The annualisation here, has been done by multiplying by the number of days in the year and dividing by the number of days in the period in the question. To annualise a figure for a monthly period, it would be necessary to multiply by the number of months in the year and divide by number of months in the period in the question eg x 12/5 for a five-month period.

Using a similar method, pro-rating an annual figure, such as using an annual interest rate to get a three-month interest rate, would involve multiplying by 3/12 (see example 2 below).

METHOD 2
The percentage figure is raised to the power of a fraction representing either the period to be pro-rated or the period which requires annualisation.
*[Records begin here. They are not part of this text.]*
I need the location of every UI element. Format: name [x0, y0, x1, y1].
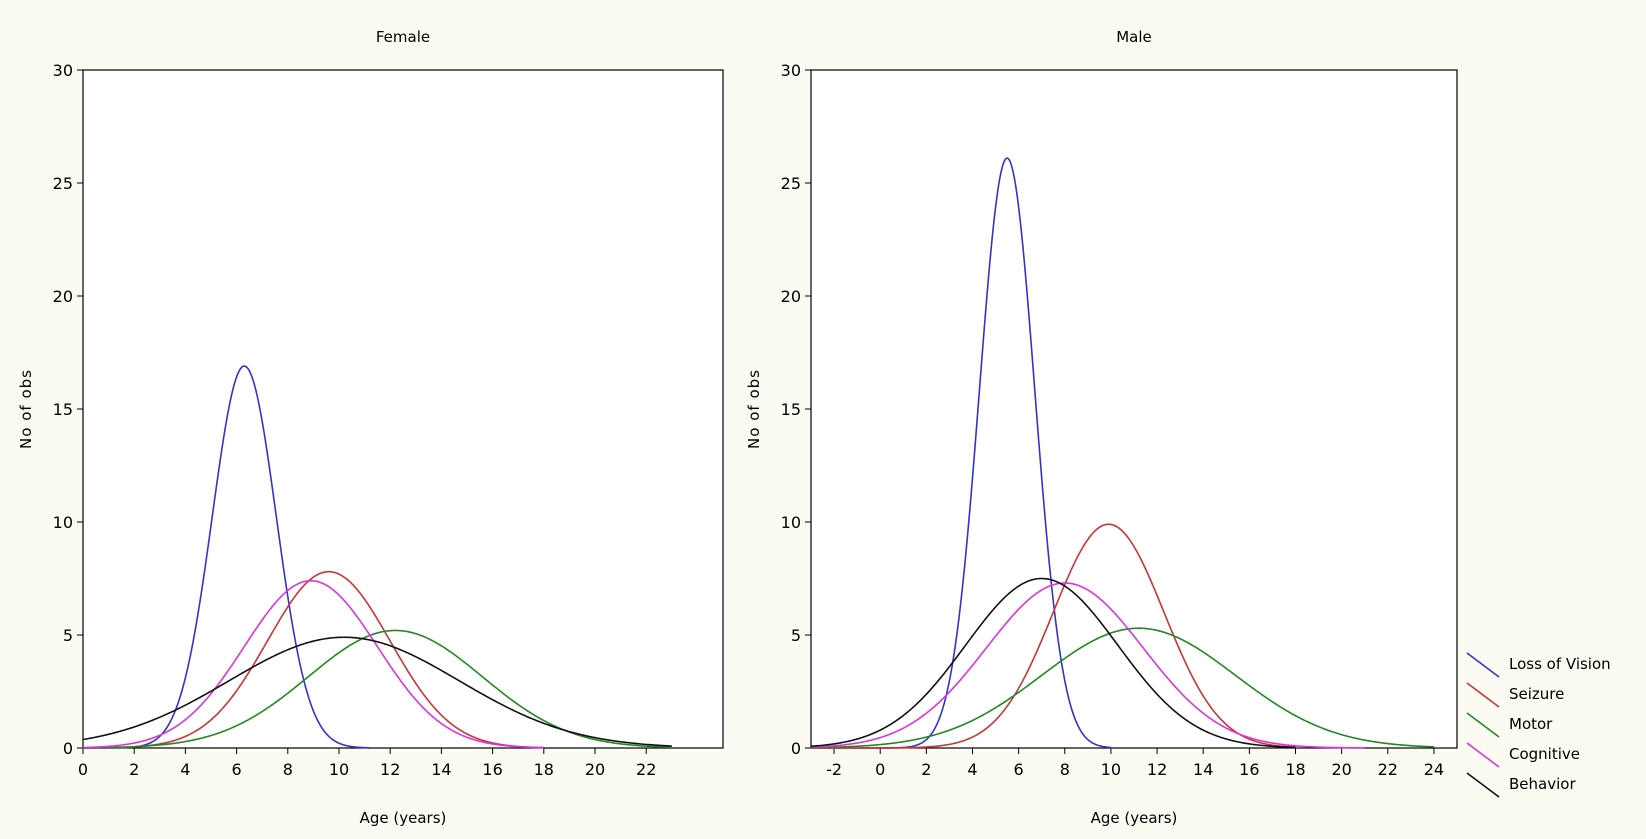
x-tick-label: 6: [232, 760, 242, 779]
x-tick-label: 2: [129, 760, 139, 779]
x-tick-label: 16: [1239, 760, 1259, 779]
series-line-behavior: [82, 636, 672, 747]
y-tick-label: 10: [53, 513, 73, 532]
series-line-cognitive: [810, 582, 1365, 749]
y-tick-label: 15: [53, 400, 73, 419]
y-tick-label: 20: [53, 287, 73, 306]
legend-swatch: [1466, 742, 1500, 768]
x-tick-label: 20: [1331, 760, 1351, 779]
y-tick-label: 5: [791, 626, 801, 645]
x-tick-label: 2: [921, 760, 931, 779]
y-tick-label: 15: [781, 400, 801, 419]
chart-title: Female: [376, 28, 430, 46]
x-tick-label: 16: [482, 760, 502, 779]
x-tick-label: 22: [636, 760, 656, 779]
y-tick-label: 30: [53, 61, 73, 80]
y-tick-label: 25: [781, 174, 801, 193]
legend-label: Motor: [1509, 715, 1553, 733]
x-tick-label: 10: [1101, 760, 1121, 779]
y-tick-label: 5: [63, 626, 73, 645]
x-tick-label: 14: [431, 760, 451, 779]
x-tick-label: 6: [1014, 760, 1024, 779]
x-tick-label: 10: [329, 760, 349, 779]
chart-title: Male: [1116, 28, 1152, 46]
x-tick-label: 24: [1424, 760, 1444, 779]
x-tick-label: 4: [967, 760, 977, 779]
y-tick-label: 0: [791, 739, 801, 758]
x-tick-label: 0: [875, 760, 885, 779]
x-tick-label: 20: [585, 760, 605, 779]
legend-swatch: [1466, 712, 1500, 738]
x-tick-label: 4: [180, 760, 190, 779]
x-tick-label: 22: [1378, 760, 1398, 779]
legend-swatch: [1466, 682, 1500, 708]
x-axis-label: Age (years): [1091, 809, 1178, 827]
chart-female: Female 0 5 10 15 20 25 30 0 2 4 6 8 10 12 14 16 18 20 22 Age…: [17, 28, 724, 827]
y-axis-label: No of obs: [17, 369, 35, 449]
y-tick-label: 20: [781, 287, 801, 306]
x-axis-label: Age (years): [360, 809, 447, 827]
series-line-motor: [810, 627, 1434, 749]
series-line-seizure: [811, 523, 1296, 749]
legend-label: Behavior: [1509, 775, 1576, 793]
plot-area: [810, 69, 1458, 749]
x-tick-label: 18: [1285, 760, 1305, 779]
series-line-seizure: [83, 570, 544, 749]
series-line-behavior: [810, 577, 1296, 749]
y-tick-label: 30: [781, 61, 801, 80]
y-tick-label: 25: [53, 174, 73, 193]
x-tick-label: 8: [1060, 760, 1070, 779]
legend-label: Cognitive: [1509, 745, 1580, 763]
legend-swatch: [1466, 772, 1500, 798]
x-tick-label: 8: [283, 760, 293, 779]
x-tick-label: 12: [380, 760, 400, 779]
y-axis-label: No of obs: [745, 369, 763, 449]
x-tick-label: -2: [826, 760, 842, 779]
legend-swatch: [1466, 652, 1500, 678]
x-tick-label: 14: [1193, 760, 1213, 779]
plot-area: [82, 69, 724, 749]
legend-label: Seizure: [1509, 685, 1564, 703]
series-line-cognitive: [82, 579, 544, 749]
y-tick-label: 10: [781, 513, 801, 532]
x-tick-label: 12: [1147, 760, 1167, 779]
y-tick-label: 0: [63, 739, 73, 758]
legend-label: Loss of Vision: [1509, 655, 1611, 673]
x-tick-label: 0: [78, 760, 88, 779]
x-tick-label: 18: [534, 760, 554, 779]
legend: Loss of Vision Seizure Motor Cognitive Behav…: [1466, 652, 1611, 798]
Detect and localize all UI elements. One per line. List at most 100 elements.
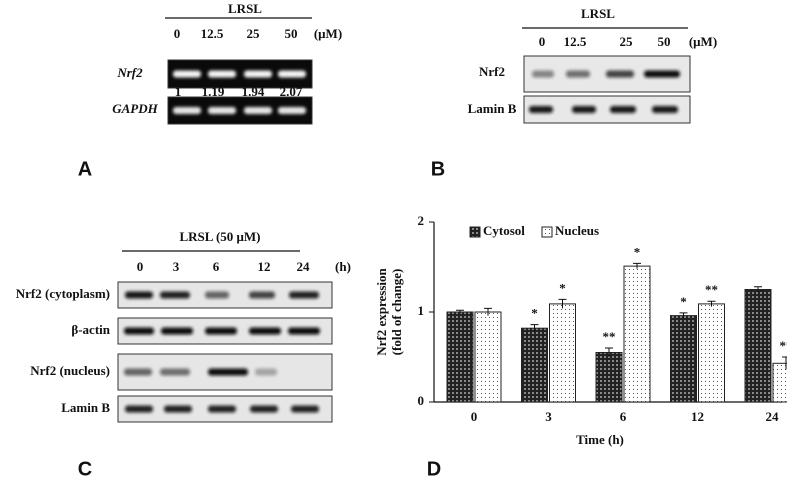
bar	[474, 311, 502, 403]
panel-letter: B	[431, 158, 445, 180]
concentration: 50	[658, 34, 671, 49]
band	[278, 70, 306, 78]
bar	[670, 315, 697, 403]
significance: **	[705, 282, 718, 297]
error-bar	[456, 309, 464, 314]
label: (μM)	[689, 34, 717, 49]
significance: *	[680, 294, 687, 309]
x-tick-label: 3	[545, 409, 552, 424]
blot	[523, 55, 691, 93]
row-label: Lamin B	[468, 101, 517, 116]
band	[244, 107, 272, 114]
blot	[167, 59, 313, 89]
significance: **	[603, 329, 616, 344]
y-tick-label: 0	[418, 393, 425, 408]
band	[572, 106, 596, 113]
legend-label: Nucleus	[555, 223, 599, 238]
bar	[623, 265, 651, 403]
band	[208, 368, 248, 376]
band	[208, 70, 236, 78]
y-axis-label: (fold of change)	[389, 269, 404, 356]
bar	[446, 311, 474, 403]
error-bar	[530, 324, 539, 332]
label: LRSL (50 μM)	[179, 229, 260, 244]
band	[249, 327, 281, 335]
band	[532, 70, 554, 78]
bar	[772, 362, 787, 403]
x-tick-label: 0	[471, 409, 478, 424]
concentration: 25	[620, 34, 634, 49]
ratio: 1.94	[242, 84, 265, 99]
band	[644, 70, 680, 78]
band	[566, 70, 590, 78]
concentration: 25	[247, 26, 261, 41]
row-label: Nrf2	[479, 64, 505, 79]
x-tick-label: 24	[766, 409, 780, 424]
ratio: 2.07	[280, 84, 303, 99]
band	[205, 291, 229, 299]
time: 0	[137, 259, 144, 274]
error-bar	[754, 286, 762, 293]
band	[606, 70, 634, 78]
band	[124, 327, 154, 335]
row-label: Lamin B	[61, 400, 110, 415]
band	[208, 405, 236, 413]
band	[529, 106, 553, 113]
error-bar	[679, 312, 688, 319]
legend-swatch	[469, 226, 481, 238]
label: LRSL	[228, 1, 262, 16]
error-bar	[707, 300, 716, 307]
blot	[167, 96, 313, 125]
significance: **	[780, 338, 787, 353]
bar	[549, 303, 576, 403]
band	[173, 107, 201, 114]
band	[278, 107, 306, 114]
time: 12	[258, 259, 271, 274]
band	[291, 405, 319, 413]
time: 24	[297, 259, 311, 274]
band	[250, 405, 278, 413]
band	[125, 291, 153, 299]
error-bar	[484, 307, 492, 316]
legend-label: Cytosol	[483, 223, 525, 238]
panel-letter: A	[78, 158, 92, 180]
significance: *	[531, 306, 538, 321]
band	[208, 107, 236, 114]
row-label: GAPDH	[112, 101, 158, 116]
bar	[744, 289, 772, 403]
x-tick-label: 6	[620, 409, 627, 424]
error-bar	[782, 356, 787, 370]
time: 3	[173, 259, 180, 274]
concentration: 0	[174, 26, 181, 41]
band	[125, 405, 153, 413]
legend-swatch	[541, 226, 553, 238]
panel-letter: D	[427, 458, 441, 480]
row-label: Nrf2 (cytoplasm)	[16, 286, 110, 301]
y-tick-label: 2	[418, 213, 425, 228]
band	[124, 368, 152, 376]
band	[160, 291, 190, 299]
band	[249, 291, 275, 299]
band	[244, 70, 272, 78]
band	[161, 327, 193, 335]
y-tick-label: 1	[418, 303, 425, 318]
label: (μM)	[314, 26, 342, 41]
error-bar	[633, 262, 641, 269]
label: LRSL	[581, 6, 615, 21]
bar	[521, 327, 548, 403]
x-axis-label: Time (h)	[576, 432, 624, 447]
blot	[523, 95, 691, 124]
blot	[117, 353, 333, 391]
row-label: β-actin	[71, 322, 110, 337]
band	[205, 327, 237, 335]
time: 6	[213, 259, 220, 274]
significance: *	[559, 280, 566, 295]
row-label: Nrf2	[116, 65, 143, 80]
concentration: 12.5	[201, 26, 224, 41]
band	[164, 405, 192, 413]
blot	[117, 395, 333, 423]
band	[289, 291, 319, 299]
blot	[117, 317, 333, 345]
error-bar	[558, 298, 567, 309]
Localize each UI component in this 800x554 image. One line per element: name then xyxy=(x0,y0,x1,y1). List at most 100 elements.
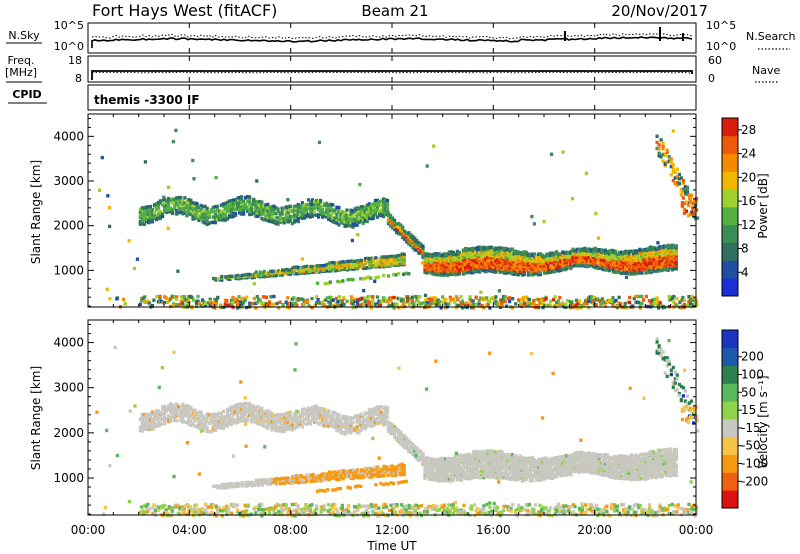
scatter-cell xyxy=(218,276,222,281)
scatter-cell xyxy=(140,214,144,218)
scatter-cell xyxy=(185,420,189,424)
scatter-cell xyxy=(439,479,443,483)
scatter-cell xyxy=(532,265,537,269)
scatter-cell xyxy=(693,208,697,212)
scatter-cell xyxy=(397,227,401,231)
scatter-cell xyxy=(258,212,262,217)
scatter-cell xyxy=(393,427,397,431)
scatter-cell xyxy=(672,260,676,264)
scatter-cell xyxy=(472,258,476,262)
date-title: 20/Nov/2017 xyxy=(611,2,708,20)
scatter-cell xyxy=(660,255,664,260)
scatter-cell xyxy=(478,470,482,474)
scatter-cell xyxy=(227,213,231,218)
scatter-cell xyxy=(439,254,443,258)
scatter-cell xyxy=(433,252,437,256)
scatter-cell xyxy=(601,260,605,265)
scatter-cell xyxy=(402,252,406,257)
scatter-cell xyxy=(482,450,486,454)
scatter-cell xyxy=(278,419,282,423)
scatter-cell xyxy=(611,252,616,256)
scatter-cell xyxy=(679,188,683,192)
scatter-cell xyxy=(378,257,382,261)
scatter-cell xyxy=(476,260,480,264)
scatter-cell xyxy=(666,251,670,255)
scatter-cell xyxy=(480,264,484,269)
scatter-cell xyxy=(242,406,246,410)
scatter-cell xyxy=(632,267,636,271)
scatter-cell xyxy=(205,212,209,217)
scatter-cell xyxy=(333,261,337,265)
scatter-cell xyxy=(494,299,498,303)
scatter-cell xyxy=(361,221,365,225)
scatter-cell xyxy=(359,423,363,427)
scatter-cell xyxy=(260,211,264,215)
scatter-cell xyxy=(355,223,359,227)
scatter-cell xyxy=(187,422,191,426)
scatter-cell xyxy=(318,301,322,305)
scatter-cell xyxy=(524,258,528,262)
scatter-cell xyxy=(163,200,167,205)
scatter-cell xyxy=(593,260,597,265)
scatter-cell xyxy=(309,269,313,273)
scatter-cell xyxy=(367,413,371,418)
scatter-cell xyxy=(459,474,464,479)
scatter-cell xyxy=(240,407,244,411)
scatter-cell xyxy=(459,267,464,271)
scatter-cell xyxy=(364,256,368,261)
scatter-cell xyxy=(482,470,486,474)
scatter-cell xyxy=(437,264,441,269)
scatter-cell xyxy=(630,253,634,257)
scatter-cell xyxy=(373,202,377,206)
scatter-cell xyxy=(379,212,383,216)
scatter-cell xyxy=(240,419,244,423)
scatter-cell xyxy=(521,298,525,302)
scatter-cell xyxy=(300,207,304,211)
scatter-cell xyxy=(555,266,559,270)
scatter-cell xyxy=(148,422,152,426)
scatter-cell xyxy=(355,431,359,435)
scatter-cell xyxy=(240,273,244,278)
scatter-cell xyxy=(660,253,664,258)
scatter-cell xyxy=(342,296,346,300)
scatter-cell xyxy=(205,208,209,212)
scatter-cell xyxy=(443,263,447,267)
scatter-cell xyxy=(370,264,374,268)
scatter-cell xyxy=(242,418,246,423)
scatter-cell xyxy=(313,419,317,423)
scatter-cell xyxy=(498,248,502,252)
scatter-cell xyxy=(227,421,231,426)
scatter-cell xyxy=(431,474,435,479)
scatter-cell xyxy=(368,300,372,305)
scatter-cell xyxy=(242,210,246,214)
scatter-cell xyxy=(177,195,181,200)
scatter-cell xyxy=(193,424,197,428)
scatter-cell xyxy=(144,210,148,214)
scatter-cell xyxy=(561,265,565,269)
scatter-cell xyxy=(665,148,669,153)
scatter-cell xyxy=(260,408,264,413)
scatter-cell xyxy=(246,199,250,203)
freq-label: Freq. xyxy=(7,54,34,67)
scatter-cell xyxy=(431,258,435,263)
scatter-cell xyxy=(246,407,250,411)
scatter-cell xyxy=(193,410,197,415)
scatter-cell xyxy=(670,268,674,272)
scatter-cell xyxy=(457,471,462,475)
scatter-cell xyxy=(337,267,341,271)
scatter-cell xyxy=(587,255,591,259)
scatter-cell xyxy=(451,456,455,461)
scatter-cell xyxy=(201,209,205,213)
scatter-cell xyxy=(544,297,548,301)
scatter-cell xyxy=(205,427,209,432)
scatter-cell xyxy=(673,182,677,186)
scatter-cell xyxy=(199,419,203,423)
scatter-cell xyxy=(270,424,274,428)
scatter-cell xyxy=(256,420,260,424)
scatter-cell xyxy=(615,252,620,256)
scatter-cell xyxy=(233,213,238,217)
scatter-cell xyxy=(693,296,697,301)
scatter-cell xyxy=(231,411,236,415)
scatter-cell xyxy=(397,428,401,432)
scatter-cell xyxy=(146,218,150,222)
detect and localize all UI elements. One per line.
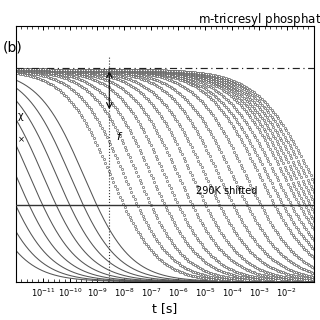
Text: (b): (b) [3,40,22,54]
Text: ×: × [17,136,24,145]
Text: m-tricresyl phosphate ($\mathit{T}_m$ = 293: m-tricresyl phosphate ($\mathit{T}_m$ = … [198,11,320,28]
Text: f: f [116,132,120,142]
X-axis label: t [s]: t [s] [152,302,177,315]
Text: χ: χ [17,111,23,121]
Text: 290K shifted: 290K shifted [196,186,258,196]
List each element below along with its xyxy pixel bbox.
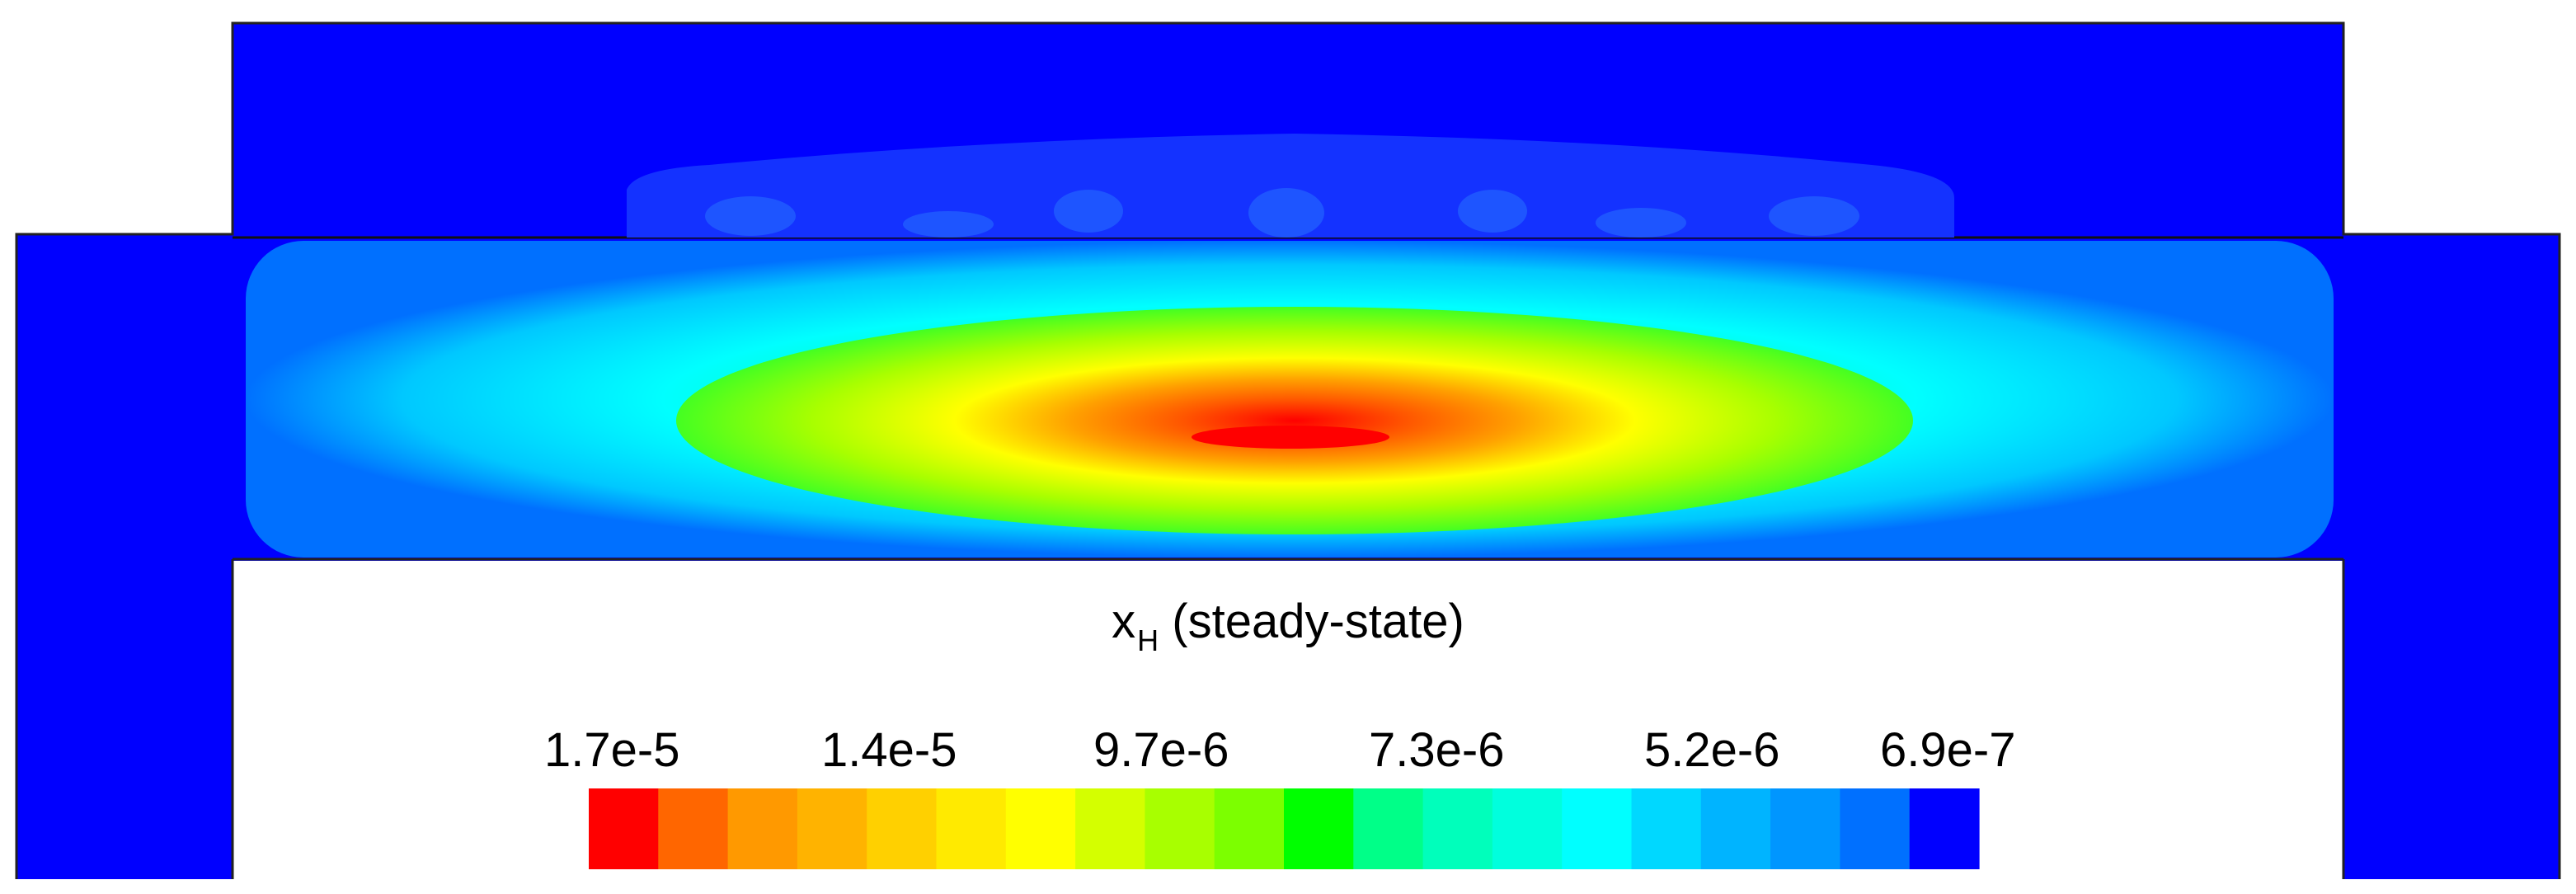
- title-suffix: (steady-state): [1172, 595, 1464, 648]
- peak-contour: [1192, 426, 1389, 449]
- colorbar-tick-label: 5.2e-6: [1644, 723, 1780, 777]
- colorbar-tick-label: 6.9e-7: [1880, 723, 2016, 777]
- domain-outline: [15, 21, 2561, 879]
- hot-zone: [676, 307, 1913, 534]
- upper-plume-cells: [705, 188, 1859, 238]
- colorbar-tick-label: 7.3e-6: [1369, 723, 1505, 777]
- colorbar-tick-label: 1.4e-5: [821, 723, 957, 777]
- colorbar-tick-label: 1.7e-5: [544, 723, 680, 777]
- plot-title: xH (steady-state): [825, 594, 1751, 657]
- colorbar-tick-label: 9.7e-6: [1093, 723, 1229, 777]
- domain-left-leg: [16, 553, 233, 879]
- domain-right-leg: [2343, 553, 2560, 879]
- title-symbol: x: [1112, 595, 1136, 648]
- title-subscript: H: [1137, 623, 1159, 657]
This can also be on either a daily or a monthly basis.

Using the same example, the calculation using method 2 is as follows:

Increase in value = \$9.65m – \$9.6m = \$0.05m

As a percentage of the original value = \$0.05m/\$9.6m = 0.52%

Annualising this value = (1 + 0.0052) ^ (365/50) – 1 = 3.86%.

EXAMPLE 2
For a further example considering money market hedging, the case Marigold, which was published in the Sept/Dec 2020 examiner report contains the following:

METHOD 1
Using method 1 the answer is as follows:

Borrowing rate pro-rated for three months = 4% x 3/12 = 1%

Amount to borrow = MS300,000 / 1.01 = MS297,030

Amount to deposit = MS297,030 / MS1.1250 = \$264,027

METHOD 2
Borrowing rate for three months = (1 + 0.04) ^ 3/12 – 1 = 0.99%

Amount to borrow = MS300,000 / 1.0099 = MS297,059

Amount to deposit = MS297,059 / MS1.1250 = \$264,052

#### Advice to candidates

Apart from risk management calculations, the advice from the examining team is to use method 2 in all areas of the FM syllabus since, strictly speaking, this is the technically correct method for annualising interest rates even though, in certain instances, method 1 can provide a useful approximation.

However, all questions involving risk management calculations in the Financial Management exam will be assessed using method 1 because this is simpler and will take less time than method 2.